Pediatric Surgeon Dr. Julie Sanchez first saw a need for adaptive apparel in 2015. She met a concerned parent who opened her eyes to how placing a medical device in a child would impact daily life for families. Dr. Sanchez felt a responsibility to provide solutions to her patients to make their lives better outside the operating room. But the available solutions were limited or worse—beige and boring! Teaming up with fashion designer Saba Kamaras, they founded Spoonie Threads. Together, they set out to create adaptive clothing that merges style with functionality.
Dr. Sanchez first saw a need for adaptive apparel in 2015.
Dr. Sanchez: I remember the day a mom shared with me her challenges in caring for her 4-year-old autistic son. He was recovering from having a gastrostomy tube (g-button) placed. I went to her and reassured her that he was doing just fine. To my surprise, she started crying. Her son didn't have the ability to understand the importance of keeping his clothes on, and now, she needed to find a way for him not to pull out this new G-button.
I was ashamed that I had never stopped to think how placing a medical device would impact my patients or their families’ daily activities. I started asking my patients, and I learned that parents were taking turns staying up all night guarding their baby’s new g-button, scared their baby would get tangled in the tubing or the g-button would get pulled out. Children had refused to go back to school or participate in sports, scared their g-button would come out or afraid of being laughed at by other kids. Spoonie Threads was born out of this experience and community need. As a company, our goal is to create empowerment and freedom through fashion.
In 2018 Saba joined the team to launch partnerships with fashion companies who saw the need for inclusive design, such as Zappos Adaptive and American Eagle's Aerie brand.
Saba: I had worked for 8 years as a fashion designer in New York City and I was searching for a way to design with more purpose.

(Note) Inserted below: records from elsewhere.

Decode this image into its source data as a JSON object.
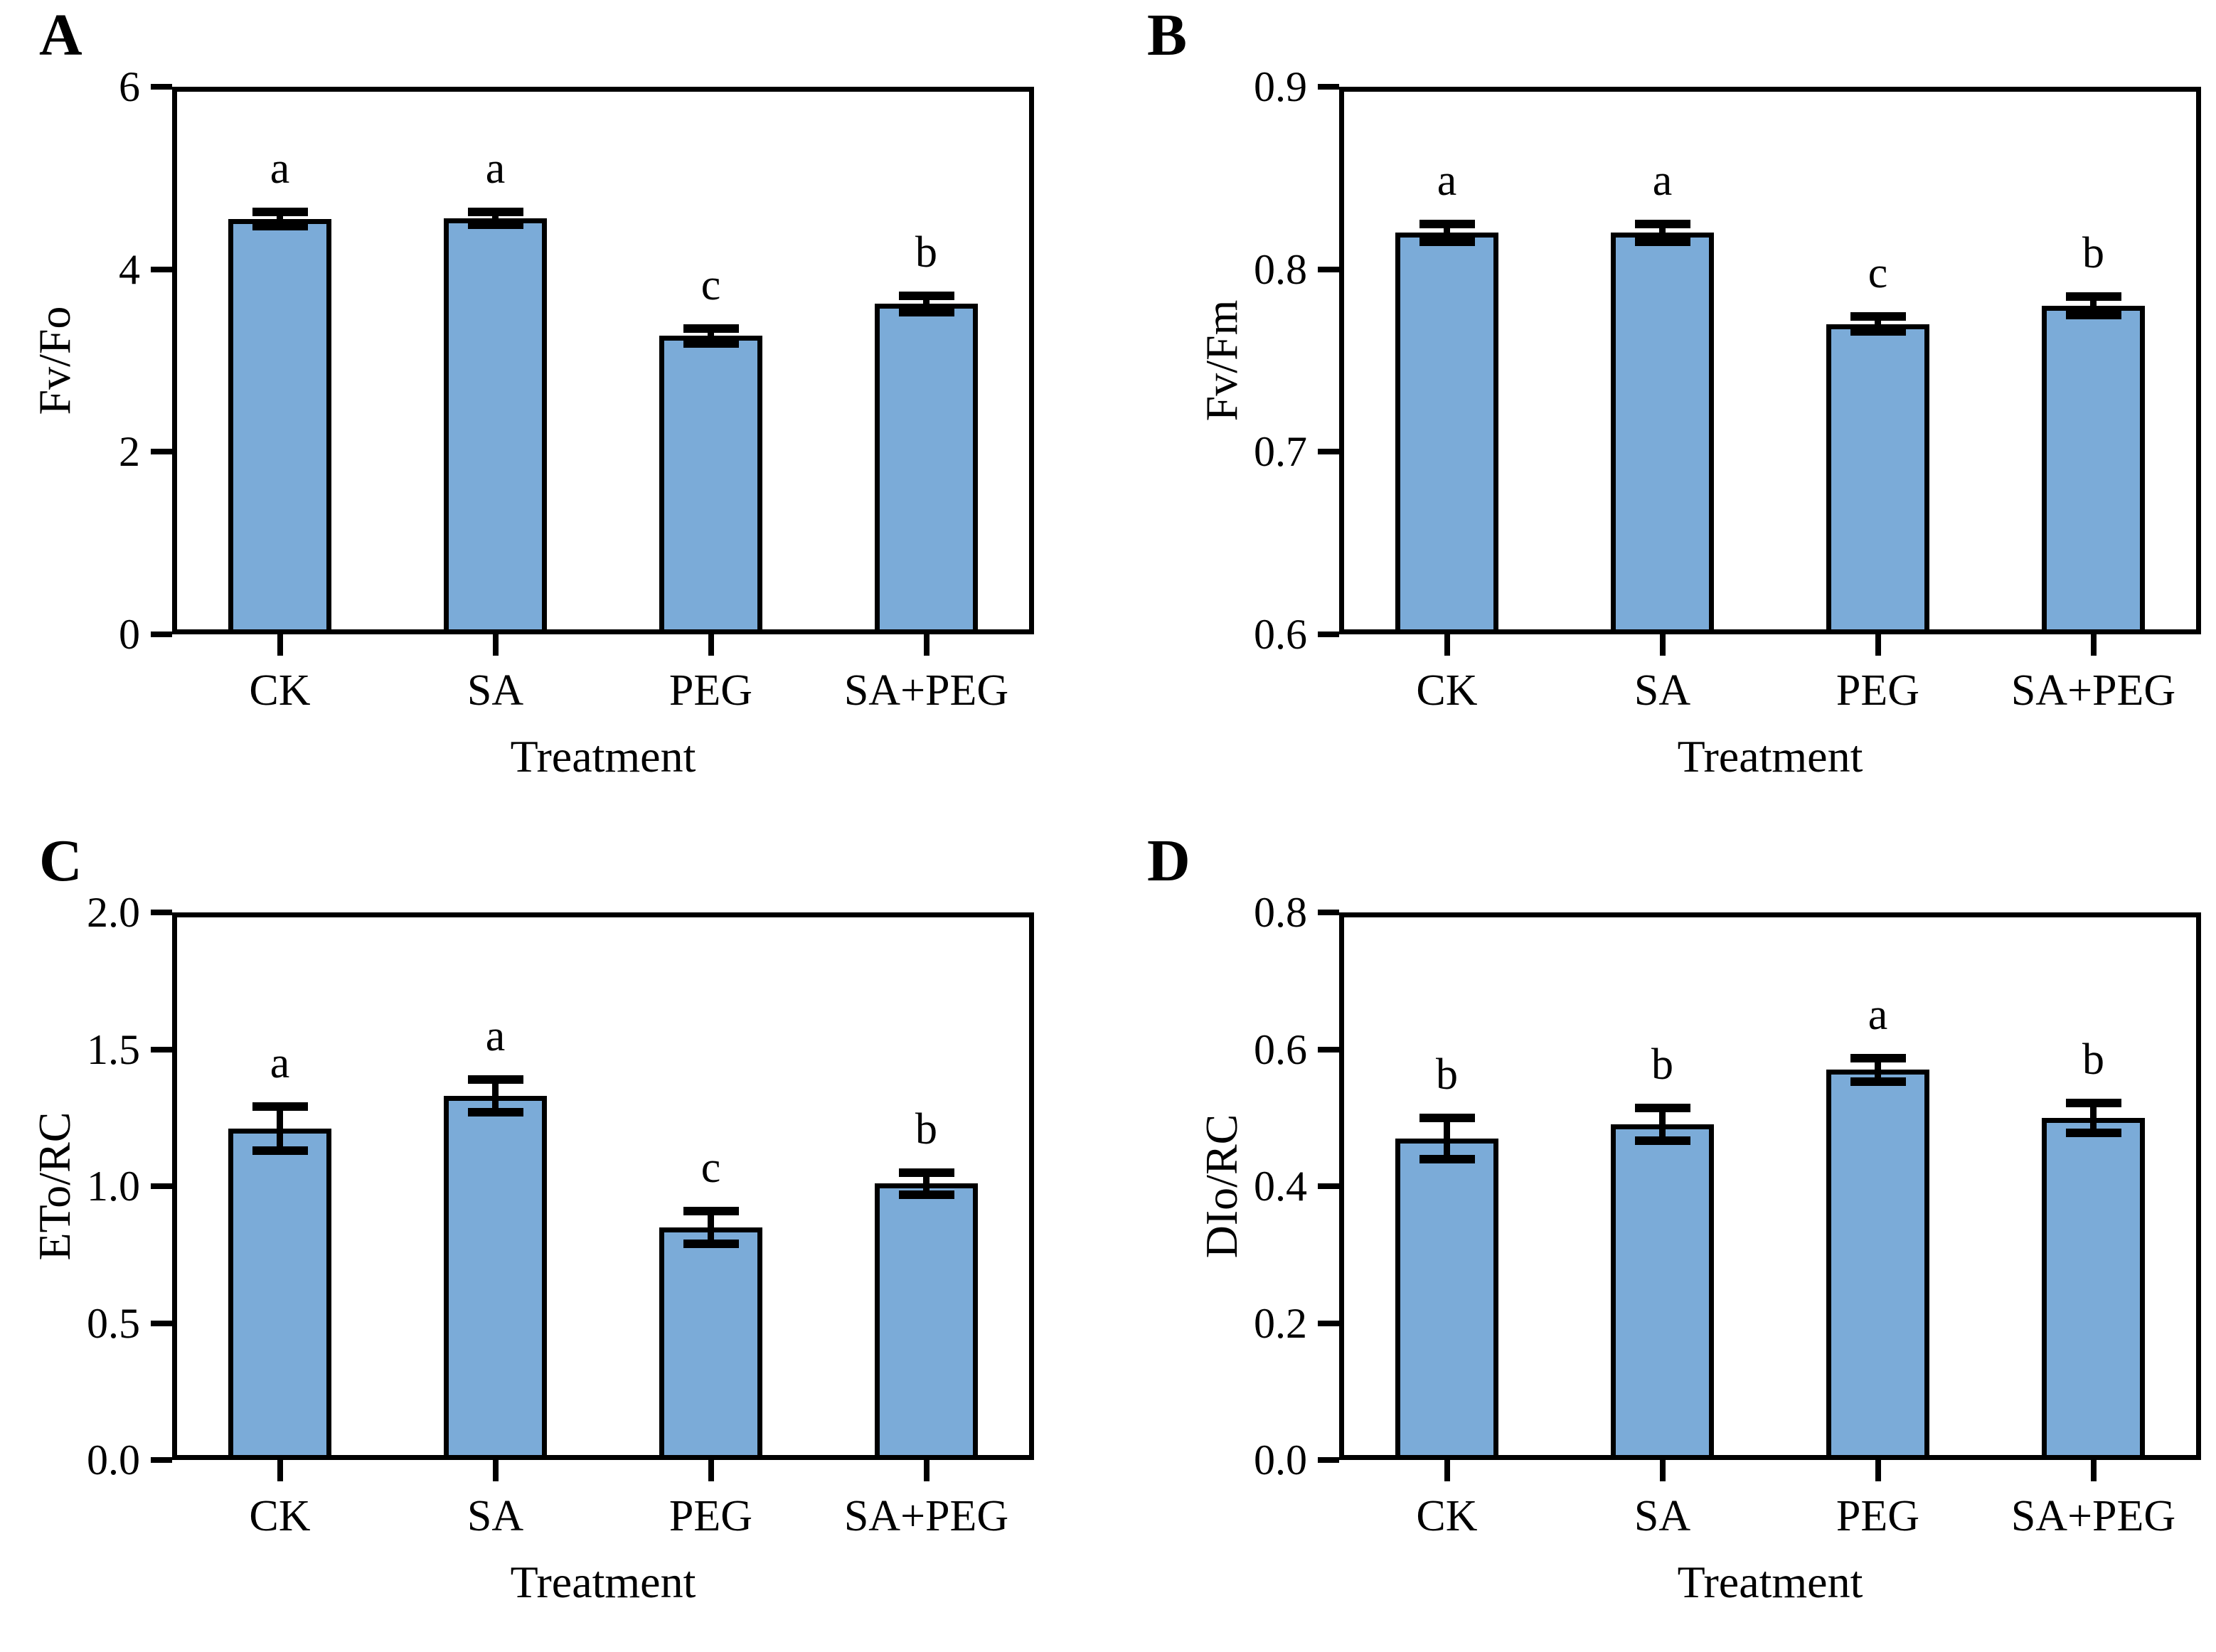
{
  "figure": {
    "background_color": "#ffffff",
    "axis_color": "#000000",
    "bar_fill_color": "#7BABD8",
    "bar_border_color": "#000000"
  },
  "chart_data": [
    {
      "type": "bar",
      "panel_label": "A",
      "title": "",
      "ylabel": "Fv/Fo",
      "xlabel": "Treatment",
      "categories": [
        "CK",
        "SA",
        "PEG",
        "SA+PEG"
      ],
      "values": [
        4.55,
        4.56,
        3.27,
        3.62
      ],
      "errors": [
        0.08,
        0.07,
        0.08,
        0.09
      ],
      "sig_letters": [
        "a",
        "a",
        "c",
        "b"
      ],
      "ylim": [
        0,
        6
      ],
      "yticks": [
        0,
        2,
        4,
        6
      ],
      "ytick_labels": [
        "0",
        "2",
        "4",
        "6"
      ],
      "grid": false,
      "legend": "none",
      "bar_color": "#7BABD8"
    },
    {
      "type": "bar",
      "panel_label": "B",
      "title": "",
      "ylabel": "Fv/Fm",
      "xlabel": "Treatment",
      "categories": [
        "CK",
        "SA",
        "PEG",
        "SA+PEG"
      ],
      "values": [
        0.82,
        0.82,
        0.77,
        0.78
      ],
      "errors": [
        0.005,
        0.005,
        0.004,
        0.005
      ],
      "sig_letters": [
        "a",
        "a",
        "c",
        "b"
      ],
      "ylim": [
        0.6,
        0.9
      ],
      "yticks": [
        0.6,
        0.7,
        0.8,
        0.9
      ],
      "ytick_labels": [
        "0.6",
        "0.7",
        "0.8",
        "0.9"
      ],
      "grid": false,
      "legend": "none",
      "bar_color": "#7BABD8"
    },
    {
      "type": "bar",
      "panel_label": "C",
      "title": "",
      "ylabel": "ETo/RC",
      "xlabel": "Treatment",
      "categories": [
        "CK",
        "SA",
        "PEG",
        "SA+PEG"
      ],
      "values": [
        1.21,
        1.33,
        0.85,
        1.01
      ],
      "errors": [
        0.08,
        0.06,
        0.06,
        0.04
      ],
      "sig_letters": [
        "a",
        "a",
        "c",
        "b"
      ],
      "ylim": [
        0,
        2
      ],
      "yticks": [
        0,
        0.5,
        1,
        1.5,
        2
      ],
      "ytick_labels": [
        "0.0",
        "0.5",
        "1.0",
        "1.5",
        "2.0"
      ],
      "grid": false,
      "legend": "none",
      "bar_color": "#7BABD8"
    },
    {
      "type": "bar",
      "panel_label": "D",
      "title": "",
      "ylabel": "DIo/RC",
      "xlabel": "Treatment",
      "categories": [
        "CK",
        "SA",
        "PEG",
        "SA+PEG"
      ],
      "values": [
        0.47,
        0.49,
        0.57,
        0.5
      ],
      "errors": [
        0.03,
        0.024,
        0.017,
        0.022
      ],
      "sig_letters": [
        "b",
        "b",
        "a",
        "b"
      ],
      "ylim": [
        0,
        0.8
      ],
      "yticks": [
        0,
        0.2,
        0.4,
        0.6,
        0.8
      ],
      "ytick_labels": [
        "0.0",
        "0.2",
        "0.4",
        "0.6",
        "0.8"
      ],
      "grid": false,
      "legend": "none",
      "bar_color": "#7BABD8"
    }
  ]
}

My niece Eva was born with a form of terminal muscular dystrophy and had a g-tube put in when she was just a few days old. I saw how often her parents had to undress her to access her tube and saw that a simple design modification would make the process a lot easier. I started researching adaptive clothing and realized the massive need for additional options, and the tremendous opportunity that this space held. While getting my MBA at UT Austin, I got connected with Dr. Sanchez who was already working on this idea. We joined forces and ever since, we've been working to create beautiful and functional adaptive clothing and accessory items. We design all our items by listening to the people in the disability and chronic illness community, incorporating their feedback, and getting their approval before launching anything new.
Why "Spoonie Threads?"
Learn more about how we chose the name Spoonie Threads in this video with Dr. Julie and Saba.
What is a Spoonie?
The Spoon Theory is an analogy to describe what daily life is like when living with chronic illnesses or disabilities, originally created by Christine Miserandino.
Imagine that a handful of spoons represents the amount of energy one has in a single day. Every single task – like showering, getting dressed, and eating breakfast – costs a spoon. A chronically ill individual might run out of spoons before lunchtime, while a healthy individual may have spoons to spare at the end of the day.